A newly installed Exchange 2010 or later server has the POP and IMAP services disabled. The POP/IMAP settings for the server are also configured with secure default settings, so that if you were to start the services they would operate in a secure fashion by default.
The main concern with POP/IMAP security is the login process. POP/IMAP protocols allow login over unencrypted connections, transmitting login credentials across the network in clear text. By requiring secure logins on the Exchange server the credentials are passed over an encrypted connection, protecting them in transit.
It takes deliberate administrator intervention to remove the security of the POP and IMAP services in Exchange. Unfortunately it is quite common to do so, because POP and IMAP access is often required by legacy applications that may not supported secure login. Other times the excuse is simply that the administrators don’t know how to configure certificates for secure POP/IMAP login to work.
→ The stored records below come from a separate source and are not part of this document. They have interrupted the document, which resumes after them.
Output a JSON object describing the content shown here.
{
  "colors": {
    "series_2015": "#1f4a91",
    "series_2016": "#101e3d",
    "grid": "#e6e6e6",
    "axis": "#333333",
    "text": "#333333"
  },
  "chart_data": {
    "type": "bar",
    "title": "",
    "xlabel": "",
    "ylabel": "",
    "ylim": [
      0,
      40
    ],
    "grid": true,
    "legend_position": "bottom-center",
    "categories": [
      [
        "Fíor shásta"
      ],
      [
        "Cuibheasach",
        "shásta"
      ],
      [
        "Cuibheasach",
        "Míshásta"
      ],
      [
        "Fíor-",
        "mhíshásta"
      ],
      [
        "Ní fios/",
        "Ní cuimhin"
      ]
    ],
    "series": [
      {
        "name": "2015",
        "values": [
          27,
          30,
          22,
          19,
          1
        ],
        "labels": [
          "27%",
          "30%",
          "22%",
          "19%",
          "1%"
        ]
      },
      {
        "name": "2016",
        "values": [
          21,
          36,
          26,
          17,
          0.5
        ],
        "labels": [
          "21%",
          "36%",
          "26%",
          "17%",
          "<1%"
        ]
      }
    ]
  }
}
You can check the status of your POP and IMAP services in the Services.msc console or by running Get-Service in PowerShell.
PS C:\> Get-Service -ComputerName EX2016SRV1 -Name MSExchangePOP* Status Name DisplayName ------ ---- ----------- Stopped MSExchangePop3 Microsoft Exchange POP3 Stopped MSExchangePOP3BE Microsoft Exchange POP3 Backend PS C:\> Get-Service -ComputerName EX2016SRV1 -Name MSExchangeIMAP* Status Name DisplayName ------ ---- ----------- Stopped MSExchangeImap4 Microsoft Exchange IMAP4 Running MSExchangeIMAP4BE Microsoft Exchange IMAP4 Backend
For Exchange 2013 or later the frontend and backend services both need to be running.
If you don’t need to enable POP or IMAP services, then there is obviously no point in modifying the POP or IMAP settings to be less secure. Leaving them at the default, secure settings is a good practice in case someone inadvertently enables one of the services.
If you do need to enable POP or IMAP access:
- Verify that secure login is still configured.
[PS] C:\>Get-PopSettings -Server EX2016SRV1 | Select LoginType LoginType : SecureLogin [PS] C:\>Get-ImapSettings -Server EX2016SRV1 | Select LoginType LoginType : SecureLogin
- Start the services, and set them to automatic startup
- Enable an SSL certificate for POP/IMAP services. This can be the same certificate that is used for HTTPS services (OWA, ActiveSync, etc), or it can be a separate certificate. The default, self-signed certificate is unlikely to be suitable as it will cause certificate trust warnings for clients.
- Configure the TLS certificate name on the receive connector used by POP/IMAP clients.
If you’re unsure about your current configuration then you can download and run Exchange Analyzer which check your POP and IMAP settings for you.
What about situations where insecure logins are permitted, and you wish to start enforcing secure logins to comply with best practice? If the risk of insecure clients no longer being able to connect and disrupting your users or applications is a concern, then you can analyze your POP or IMAP protocol logs to locate any IP addresses that are the source of insecure logins. After manually remediating those clients, or if you’re willing to just enable secure logins and take the risk of some clients being disrupted, then you can configure your POP or IMAP settings using the Exchange management shell.
[PS] C:\>Set-PopSettings -Server EX2016SRV1 -LoginType SecureLogin [PS] C:\>Set-ImapSettings -Server EX2016SRV1 -LoginType SecureLogin
A restart of the services is required for the new settings to take effect.